Kops: Documentation doesn't clearly explain what "Utility Subnets" are for

/close

This terminology also confused me.

This terminology also confused me.

Same here. I definitely think it should be called public-subnets and explain it's not only for the masters load balancer, but also for service load balancers.

But further, with the advent of fully configurable Ingress Controllers, what's the point of inline service load balancers?

I think this option should just be: --what-subnets-do-you-want-your-api-load-balancer-to-be-in.

I'm not sure I agree with calling it --public-subnets if it, indeed is for service LBs and master LBs. Because what if I've created my cluster using --topology=private? In that case, I would want my master LBs on a private subnet (that I reach via VPN or bastion). And then I would like to have my service LBs on either a private or a public subnet based on my k8s configs. Some are internal services, some are external that I would like routed into my cluster. But now I'm probably asking for a new feature: allow (some) service LBs to be on a different subnet than master LBs.

Found this from here https://github.com/kubernetes/kops/issues/5835. --utility-subnets definitely needs better docs.

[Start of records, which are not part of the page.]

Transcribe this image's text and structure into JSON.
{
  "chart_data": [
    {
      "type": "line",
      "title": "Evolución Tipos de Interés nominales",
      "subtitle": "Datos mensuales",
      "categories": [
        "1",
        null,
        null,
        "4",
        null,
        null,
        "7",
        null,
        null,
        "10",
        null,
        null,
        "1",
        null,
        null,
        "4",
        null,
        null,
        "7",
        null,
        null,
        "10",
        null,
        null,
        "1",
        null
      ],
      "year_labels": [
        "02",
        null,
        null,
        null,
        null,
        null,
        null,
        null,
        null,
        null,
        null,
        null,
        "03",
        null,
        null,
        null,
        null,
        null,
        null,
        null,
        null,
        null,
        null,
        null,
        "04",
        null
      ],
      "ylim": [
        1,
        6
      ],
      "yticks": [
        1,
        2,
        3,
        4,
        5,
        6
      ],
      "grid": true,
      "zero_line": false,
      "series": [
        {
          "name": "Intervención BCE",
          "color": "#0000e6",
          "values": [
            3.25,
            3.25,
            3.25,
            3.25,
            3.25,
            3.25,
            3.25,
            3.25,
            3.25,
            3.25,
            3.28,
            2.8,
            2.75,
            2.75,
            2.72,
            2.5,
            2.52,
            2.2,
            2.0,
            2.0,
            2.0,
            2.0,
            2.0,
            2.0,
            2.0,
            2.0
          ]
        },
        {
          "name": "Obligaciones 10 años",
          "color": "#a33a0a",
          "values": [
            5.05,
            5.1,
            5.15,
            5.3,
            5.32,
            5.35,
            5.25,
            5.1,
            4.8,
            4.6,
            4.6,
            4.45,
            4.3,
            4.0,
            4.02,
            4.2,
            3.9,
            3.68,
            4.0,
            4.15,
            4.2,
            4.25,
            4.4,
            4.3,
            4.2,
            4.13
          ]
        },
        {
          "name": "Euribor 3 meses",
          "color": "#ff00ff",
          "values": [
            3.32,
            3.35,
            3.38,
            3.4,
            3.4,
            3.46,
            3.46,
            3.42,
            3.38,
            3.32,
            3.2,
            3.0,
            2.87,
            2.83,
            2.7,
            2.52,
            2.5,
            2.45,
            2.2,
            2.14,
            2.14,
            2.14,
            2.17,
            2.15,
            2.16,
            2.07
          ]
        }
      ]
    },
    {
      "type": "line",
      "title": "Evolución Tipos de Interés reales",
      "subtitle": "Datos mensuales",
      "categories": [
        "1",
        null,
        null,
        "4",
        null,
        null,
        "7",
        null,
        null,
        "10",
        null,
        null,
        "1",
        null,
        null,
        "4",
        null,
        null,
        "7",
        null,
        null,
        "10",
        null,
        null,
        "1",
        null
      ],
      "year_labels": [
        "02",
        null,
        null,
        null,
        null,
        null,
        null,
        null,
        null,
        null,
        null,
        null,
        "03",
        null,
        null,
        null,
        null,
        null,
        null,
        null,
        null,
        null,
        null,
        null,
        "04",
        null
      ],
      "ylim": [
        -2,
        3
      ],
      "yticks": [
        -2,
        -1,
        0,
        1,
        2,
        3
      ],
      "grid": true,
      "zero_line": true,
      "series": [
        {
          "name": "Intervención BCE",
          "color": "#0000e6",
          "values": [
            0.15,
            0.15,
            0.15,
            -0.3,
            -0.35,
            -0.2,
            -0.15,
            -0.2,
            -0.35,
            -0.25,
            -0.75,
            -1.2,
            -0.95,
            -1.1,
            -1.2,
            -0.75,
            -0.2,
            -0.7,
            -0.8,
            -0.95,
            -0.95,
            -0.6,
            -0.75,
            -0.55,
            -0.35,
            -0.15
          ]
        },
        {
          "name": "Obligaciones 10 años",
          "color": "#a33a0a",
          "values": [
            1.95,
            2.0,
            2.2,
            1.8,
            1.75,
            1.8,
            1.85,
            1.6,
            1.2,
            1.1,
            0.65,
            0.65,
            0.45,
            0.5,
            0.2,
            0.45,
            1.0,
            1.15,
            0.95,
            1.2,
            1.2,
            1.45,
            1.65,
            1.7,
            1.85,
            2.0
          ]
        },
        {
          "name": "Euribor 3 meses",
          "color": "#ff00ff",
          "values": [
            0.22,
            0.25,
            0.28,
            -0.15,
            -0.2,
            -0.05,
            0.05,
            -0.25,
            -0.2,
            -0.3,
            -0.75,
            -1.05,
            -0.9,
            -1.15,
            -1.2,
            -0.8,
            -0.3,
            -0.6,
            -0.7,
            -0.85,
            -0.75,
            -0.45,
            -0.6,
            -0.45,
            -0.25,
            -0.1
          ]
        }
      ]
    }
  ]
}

@ObviousDWest, I'm not sure you are correct. My understanding --topology is not what used to pick up a subnet for the api LB, but --api-loadbalancer-type. Wherever LB is internal or external is controlled by service spec using service.beta.kubernetes.io/aws-load-balancer-internal annotation. That said, unless there are some other stuff utility subnets are used for that I'm not aware, it sounds reasonable to call them --public-subnets.

So what are utility subnets used for?

If I want my entire cluster to be private, using existing private subnets, the utility subnets should also be private, correct?

The utility subnets are public and they are for things like the a load balancer in front of the kube-apiserver pods or a bastion to ssh onto nodes. I think a typical kops setup is in AWS where you are accessing the apiserver from your laptop, as well as ssh'ing from the your laptop (which is presumably on a different network from your Kubernetes nodes).

I have no idea what public utility subnets are used for private or public. I would not recommend public at all, use an ELB for your bastion and apiserver instead with strict security groups. I also seemed to run into an error where there must be one utility subnet per AZ in the cluser (unconfirmed).

From inspecting my setup with private utility subnets and topology private. The utility subnet is used for the creation of the bastion. This is the only instance I see assigned to this subnet. Everything else in this subnet is ELBs, made by kops or by service: LoadBalancer. This means there are security groups in place to allow traffic from the ENIs in these subnets to the nodes in my instance group(s). The ELBs are not private nor are they limited to CIDR of utility subnets, this represents the upstream side of the ELB. You choose the public/private via your k8s object or the kops configuration. Hope this helps somebody, it would be great to get an authoritative answer on the subject.

Is it possible to create instance group in utility subnet? I have service that utilizing UDP and the only option we have now is nodeport + EIP + udp.

You should be able to use nginx ingress for UDP, since nginx now have UDP support.
From the top of the google:
https://kubernetes.github.io/ingress-nginx/user-guide/exposing-tcp-udp-services/
https://github.com/nginxinc/kubernetes-ingress/tree/master/examples/tcp-udp

I solved it by creating new ig with utility subnet and associate public ip to it. I can run nginx ingress on new external IG and using udp with it.

The only thing left missing is, when i define service using nodeport and udp port. The node security group do not get updated. I have to add the rule manually.

Also external-dns do not support nodeport with node external ip.